Novel 4-Aryl-4H-chromene derivative displayed excellent in vivo anti-glioblastoma efficacy as the microtubule-targeting agent

化学 微管 体内 流式细胞术 替莫唑胺 药理学 胶质瘤 癌症研究 分子生物学 细胞生物学 生物技术 生物
作者
Haoyi Yang,Dongyu Zhang,Ziyang Yuan,Haishi Qiao,Zhuolu Xia,Feng Cao,Yuanyuan Lu,Feng Jiang
出处
期刊:European journal of medicinal chemistry [Elsevier BV]

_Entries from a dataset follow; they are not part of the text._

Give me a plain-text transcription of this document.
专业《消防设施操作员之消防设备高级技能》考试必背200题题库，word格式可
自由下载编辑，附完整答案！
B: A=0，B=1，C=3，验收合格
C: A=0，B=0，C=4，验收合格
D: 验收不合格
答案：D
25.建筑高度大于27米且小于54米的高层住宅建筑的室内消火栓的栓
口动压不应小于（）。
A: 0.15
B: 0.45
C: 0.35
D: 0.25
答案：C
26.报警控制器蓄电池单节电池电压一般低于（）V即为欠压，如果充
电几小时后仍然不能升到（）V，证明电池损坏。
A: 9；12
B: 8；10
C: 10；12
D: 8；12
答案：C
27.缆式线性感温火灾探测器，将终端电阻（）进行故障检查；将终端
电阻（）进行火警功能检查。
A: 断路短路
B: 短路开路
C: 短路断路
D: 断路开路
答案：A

卷期号:267: 116205-116205 被引量:3
标识
DOI:10.1016/j.ejmech.2024.116205
摘要

In this study, a series of novel 4-Aryl-4H-chromene derivatives (D1-D31) were designed and synthesized by integrating quinoline heterocycle to crolibulin template molecule based on the strategy of molecular hybridization. One of these compounds D19 displayed positive antiproliferative activity against U87 cancer cell line (IC50 = 0.90 ± 0.03 μM). Compound D19 was verified as the microtubule-targeting agent through downregulating tubulin related genes of U87 cells, destroying the cytoskeleton of tubulins and interacting with the colchicine-binding site to inhibit the polymerization of tubulins by transcriptome analysis, immune-fluorescence staining, microtubule dynamics and EBI competition assays as well as molecular docking simulations. Moreover, compound D19 induced G2/M phase arrest, resulted in cell apoptosis and inhibited the migration of U87 cells by flow cytometry analysis and wound healing assays. Significantly, compound D19 dose-dependently inhibited the tumor growth of orthotopic glioma xenografts model (GL261-Luc) and effectively prolonged the survival time of mice, which were extremely better than those of positive drug temozolomide (TMZ). Compound D19 exhibited potent in vivo antivascular activity as well as no observable toxicity. Furthermore, the results of in silico simulation studies and P-gp transwell assays verified the positive correlation between compound D19's Blood-Brain Barrier (BBB) permeability and its in vivo anti-GBM activity. Overall, compound D19 can be used as a promising anti-GBM lead compound for the treatment of glioblastoma.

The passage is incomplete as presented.